In spite of this exodus of jobs, the latest information from the economic development cabinet indicates a manager-to-employee ratio of 2.4 to 1. Thirty-six cabinet managers reaped average salaries of nearly $81,000 in fiscal year 2003 that alone consumed $2.9 million, or 9 percent, of the cabinet’s budget. This sounds like “too many cooks spoil the broth” to us!

When it comes to raising revenues, policymakers jump at the chance to push for higher taxes on cigarettes because they are politically correct and immensely profitable. After all, it’s politically less painful to raise taxes on smokers than enact spending cuts critical to the state’s future economic health.

These policymakers ignore the unintended consequences of raising cigarette taxes in Kentucky, conveniently disregarding the fact that tobacco remains the number-one moneymaker for the state’s farmers. They also underestimate the impact on retail outlets at the Kentucky borders that sell cartons of cigarettes at a rate at which most stores sell individual packs. Hiking cigarette taxes to 55 cents or more would decimate those businesses.

Imagine the reaction a Michigan governor would receive if he proposed increasing a consumption tax on automobiles by 1,733 percent! Voters there would begin a recall election faster than you can say, “Gray Davis!”

Patton’s proposal to implement a temporary sales tax hike, rely on gambling revenues and raise the cigarette tax amounts to a band-aid approach at best. Instead Frankfort’s bureaucracy should experience a clean, skillful stroke of physician Fletcher’s scalpel.

The liberal media and beneficiaries of bigger government have tried to create toleration for higher taxes by calling a deficit forecasted to reach $710 million in 2004 a “revenue shortfall.” The truth is, Kentucky does not have a funding problem. According to Kentucky Taxpayers United, state revenues have more than doubled since 1985, rising at an average annual rate of 5.45 percent, nearly double the rise in inflation during the same period.

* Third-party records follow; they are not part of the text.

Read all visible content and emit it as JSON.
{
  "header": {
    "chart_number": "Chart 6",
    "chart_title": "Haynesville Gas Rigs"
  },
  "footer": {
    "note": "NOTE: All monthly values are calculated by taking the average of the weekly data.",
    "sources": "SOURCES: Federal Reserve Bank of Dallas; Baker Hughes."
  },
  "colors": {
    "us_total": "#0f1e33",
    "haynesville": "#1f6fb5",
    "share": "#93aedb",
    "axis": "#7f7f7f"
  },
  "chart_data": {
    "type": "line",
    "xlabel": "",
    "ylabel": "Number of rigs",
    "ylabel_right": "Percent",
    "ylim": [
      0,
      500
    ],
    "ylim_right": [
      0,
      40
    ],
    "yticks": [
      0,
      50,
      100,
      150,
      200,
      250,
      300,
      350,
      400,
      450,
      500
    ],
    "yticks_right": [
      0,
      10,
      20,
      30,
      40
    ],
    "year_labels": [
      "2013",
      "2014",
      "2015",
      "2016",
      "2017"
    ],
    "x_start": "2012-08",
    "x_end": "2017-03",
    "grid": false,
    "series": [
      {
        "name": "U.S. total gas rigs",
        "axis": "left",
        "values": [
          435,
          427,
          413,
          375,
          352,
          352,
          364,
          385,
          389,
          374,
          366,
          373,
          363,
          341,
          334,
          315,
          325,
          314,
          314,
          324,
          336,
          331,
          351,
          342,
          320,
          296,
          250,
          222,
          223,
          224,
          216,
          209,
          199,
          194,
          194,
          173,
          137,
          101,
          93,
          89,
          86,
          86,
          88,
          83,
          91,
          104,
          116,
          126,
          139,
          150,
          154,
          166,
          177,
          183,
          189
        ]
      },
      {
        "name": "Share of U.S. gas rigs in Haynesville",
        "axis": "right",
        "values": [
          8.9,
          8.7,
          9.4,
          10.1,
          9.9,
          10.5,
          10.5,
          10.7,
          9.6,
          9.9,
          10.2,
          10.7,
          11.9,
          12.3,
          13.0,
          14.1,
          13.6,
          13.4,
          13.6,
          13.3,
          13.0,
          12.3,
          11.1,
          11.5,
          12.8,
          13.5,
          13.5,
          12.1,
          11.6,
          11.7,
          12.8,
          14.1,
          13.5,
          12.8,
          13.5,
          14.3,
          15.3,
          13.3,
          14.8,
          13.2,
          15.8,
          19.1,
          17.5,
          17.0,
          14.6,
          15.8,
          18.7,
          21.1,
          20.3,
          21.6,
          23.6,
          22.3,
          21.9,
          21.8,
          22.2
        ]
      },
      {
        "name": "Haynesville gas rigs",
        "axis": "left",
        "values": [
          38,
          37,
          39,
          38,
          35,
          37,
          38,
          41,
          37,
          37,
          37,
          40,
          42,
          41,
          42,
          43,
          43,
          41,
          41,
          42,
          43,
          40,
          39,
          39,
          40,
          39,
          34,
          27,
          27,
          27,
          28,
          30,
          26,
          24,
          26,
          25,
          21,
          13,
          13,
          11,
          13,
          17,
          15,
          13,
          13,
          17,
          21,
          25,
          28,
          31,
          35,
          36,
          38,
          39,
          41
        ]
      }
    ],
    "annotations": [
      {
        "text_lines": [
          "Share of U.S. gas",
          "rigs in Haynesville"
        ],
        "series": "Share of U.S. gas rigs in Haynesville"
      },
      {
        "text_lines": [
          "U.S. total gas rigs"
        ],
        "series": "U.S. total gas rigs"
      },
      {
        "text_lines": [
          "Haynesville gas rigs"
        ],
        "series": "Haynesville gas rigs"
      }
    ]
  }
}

The problem is one of out-of-control spending, including the squandering of solid economic surpluses built during the boom of the nineties, most of which happened on Mr. Patton’s watch.

In the last election, taxpayers said “enough,” relegating Mr. Patton and his party to Kentucky’s political graveyard, in which there also is room for the next administration should it stray from its mandate to cut the size of this monstrous government.